Citation : PN c Ministre de l’Emploi et du Développement social, 2022 TSS 235

Tribunal de la sécurité sociale du Canada
Division générale - Section de la sécurité du revenu

Décision

Partie appelante : P. N.
Représentante ou représentant : Rajinder Johal
Partie intimée : Ministre de l’Emploi et du Développement social

Décision portée en appel : Décision de révision du ministre de l’Emploi et du Développement social datée du 30 juillet 2020 (transmise par Service Canada)

Membre du Tribunal : Jean Lazure
Mode d’audience : Téléconférence
Date de l’audience : Le 22 octobre 2021
Personnes présentes à l’audience : Partie appelante
Représentant de la partie appelante
Date de la décision : Le 11 novembre 2021
Numéro de dossier : GP-20-1129

Sur cette page

Décision

[1] L’appel est rejeté.

[2] Le requérant, P. N., n’est pas admissible à une pension d’invalidité du Régime de pensions du Canada (RPC). Cette décision explique pourquoi je rejette l’appel.

Aperçu

[3] Le requérant avait 61 ans à la date de l’audience. Il a terminé sa 10e année. Il a immigré au Canada en 1990.

[4] Depuis son arrivée au Canada, le requérant a occupé divers postes d’opérateur de machine à commande numérique par ordinateur.

[5] Il a reçu un diagnostic d’affection des artères coronaires en juin 2018. Il a arrêté de travailler à ce moment-là et n’a pas retravaillé depuis.

[6] Le requérant a demandé une pension d’invalidité du RPC le 13 décembre 2019, date à laquelle le ministre a reçu sa demandeNote de bas de page 1. Le ministre de l’Emploi et du Développement social a rejeté sa demande. Le requérant a fait appel de la décision du ministre à la division générale du Tribunal de la sécurité sociale.

[7] Le requérant soutient que compte tenu de son état physique, son invalidité est grave, prolongée et d’une durée indéfinie, et qu’il est incapable de travailler.

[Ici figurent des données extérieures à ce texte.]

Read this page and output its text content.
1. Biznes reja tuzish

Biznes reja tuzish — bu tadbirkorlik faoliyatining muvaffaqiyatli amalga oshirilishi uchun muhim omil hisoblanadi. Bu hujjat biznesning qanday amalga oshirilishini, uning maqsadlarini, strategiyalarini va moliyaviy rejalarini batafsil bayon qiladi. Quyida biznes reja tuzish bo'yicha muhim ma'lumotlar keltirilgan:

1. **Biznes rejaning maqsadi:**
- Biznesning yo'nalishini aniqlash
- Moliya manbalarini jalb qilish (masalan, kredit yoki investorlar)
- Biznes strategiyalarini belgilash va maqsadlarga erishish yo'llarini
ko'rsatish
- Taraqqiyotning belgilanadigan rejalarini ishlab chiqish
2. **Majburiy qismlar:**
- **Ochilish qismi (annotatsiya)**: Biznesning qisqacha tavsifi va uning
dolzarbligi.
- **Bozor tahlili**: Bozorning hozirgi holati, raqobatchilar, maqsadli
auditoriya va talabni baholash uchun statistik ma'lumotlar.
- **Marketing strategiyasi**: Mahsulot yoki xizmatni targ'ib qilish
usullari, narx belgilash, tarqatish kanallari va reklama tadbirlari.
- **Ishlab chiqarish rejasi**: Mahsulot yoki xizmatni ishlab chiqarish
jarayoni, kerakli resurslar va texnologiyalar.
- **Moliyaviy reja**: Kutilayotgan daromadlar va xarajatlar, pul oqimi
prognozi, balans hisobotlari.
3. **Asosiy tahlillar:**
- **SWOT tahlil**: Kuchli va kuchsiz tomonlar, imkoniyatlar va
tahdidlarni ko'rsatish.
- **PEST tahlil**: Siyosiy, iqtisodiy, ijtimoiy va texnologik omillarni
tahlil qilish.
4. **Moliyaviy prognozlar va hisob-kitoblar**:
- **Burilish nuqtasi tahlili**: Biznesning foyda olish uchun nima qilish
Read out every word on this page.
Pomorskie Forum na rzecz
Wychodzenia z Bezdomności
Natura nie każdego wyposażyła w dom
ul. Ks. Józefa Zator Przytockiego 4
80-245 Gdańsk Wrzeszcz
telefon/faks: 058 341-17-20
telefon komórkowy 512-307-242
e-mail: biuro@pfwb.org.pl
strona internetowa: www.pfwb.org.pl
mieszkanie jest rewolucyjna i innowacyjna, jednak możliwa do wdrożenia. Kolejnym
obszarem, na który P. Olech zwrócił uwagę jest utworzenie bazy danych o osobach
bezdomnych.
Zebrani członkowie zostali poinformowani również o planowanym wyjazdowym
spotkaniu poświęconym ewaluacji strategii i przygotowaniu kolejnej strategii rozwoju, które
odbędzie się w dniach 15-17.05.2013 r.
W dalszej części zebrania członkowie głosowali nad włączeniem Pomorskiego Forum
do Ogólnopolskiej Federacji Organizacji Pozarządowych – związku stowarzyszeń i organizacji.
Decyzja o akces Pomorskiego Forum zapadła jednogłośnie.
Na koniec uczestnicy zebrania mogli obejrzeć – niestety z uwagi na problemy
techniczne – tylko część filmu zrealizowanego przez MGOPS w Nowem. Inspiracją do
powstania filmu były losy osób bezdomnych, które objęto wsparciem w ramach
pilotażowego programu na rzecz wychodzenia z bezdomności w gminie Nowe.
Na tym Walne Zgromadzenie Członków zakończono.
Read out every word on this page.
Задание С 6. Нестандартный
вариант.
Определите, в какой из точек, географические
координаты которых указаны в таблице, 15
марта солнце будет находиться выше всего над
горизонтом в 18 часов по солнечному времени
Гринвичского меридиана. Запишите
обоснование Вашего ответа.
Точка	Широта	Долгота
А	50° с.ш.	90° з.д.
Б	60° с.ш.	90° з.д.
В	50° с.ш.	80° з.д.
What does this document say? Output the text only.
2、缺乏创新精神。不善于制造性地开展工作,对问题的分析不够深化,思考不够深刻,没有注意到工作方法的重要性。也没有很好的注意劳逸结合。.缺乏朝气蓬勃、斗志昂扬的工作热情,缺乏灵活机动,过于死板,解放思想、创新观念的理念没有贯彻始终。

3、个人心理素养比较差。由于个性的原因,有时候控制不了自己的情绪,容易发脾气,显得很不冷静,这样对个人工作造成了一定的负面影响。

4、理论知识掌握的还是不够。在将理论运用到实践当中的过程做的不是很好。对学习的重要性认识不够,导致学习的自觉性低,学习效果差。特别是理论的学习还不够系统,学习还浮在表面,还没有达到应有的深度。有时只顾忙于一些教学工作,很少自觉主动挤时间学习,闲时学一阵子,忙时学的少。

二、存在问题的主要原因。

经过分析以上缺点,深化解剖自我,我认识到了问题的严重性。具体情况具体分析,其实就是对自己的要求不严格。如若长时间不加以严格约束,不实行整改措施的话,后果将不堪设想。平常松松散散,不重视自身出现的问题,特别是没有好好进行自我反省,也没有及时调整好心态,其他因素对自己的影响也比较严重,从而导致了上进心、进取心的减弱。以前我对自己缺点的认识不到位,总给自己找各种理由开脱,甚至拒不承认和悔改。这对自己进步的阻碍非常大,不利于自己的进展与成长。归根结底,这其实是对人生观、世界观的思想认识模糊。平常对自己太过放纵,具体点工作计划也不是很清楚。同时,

[8] Le ministre affirme que l’état cardiaque du requérant est stable et que la preuve ne révèle aucun problème cardiaque important. Le ministre fait valoir que bien qu’il [traduction] « soit admis que M. N. ait quelques limitations physiques, en l’absence d’une pathologie grave, une participation à des activités professionnelles convenables n’est pas contre-indiquée sur le plan médicalNote de bas de page 2 ».

Ce que le requérant doit prouver

[9] Pour avoir gain de cause, le requérant doit prouver qu’il est atteint d’une invalidité grave et prolongée à la date de l’audienceNote de bas de page 3.

[10] Le RPC définit les adjectifs « grave » et « prolongée ».

[11] Une invalidité est grave si elle rend la personne régulièrement incapable de détenir une occupation véritablement rémunératriceNote de bas de page 4.

[12] Pour décider si l’invalidité du requérant est grave, je dois examiner l’effet global de ses problèmes de santé sur sa capacité de travail. Je dois aussi tenir compte de facteurs, incluant son âge, son niveau d’éducation, son expérience de travail et son expérience personnelle. Ces facteurs me font voir sa situation de façon réaliste. Ils m’aident à décider si son invalidité est grave. Si le requérant est régulièrement capable de faire un travail quelconque qui lui permet de gagner sa vie, il n’a pas droit à une pension d’invalidité.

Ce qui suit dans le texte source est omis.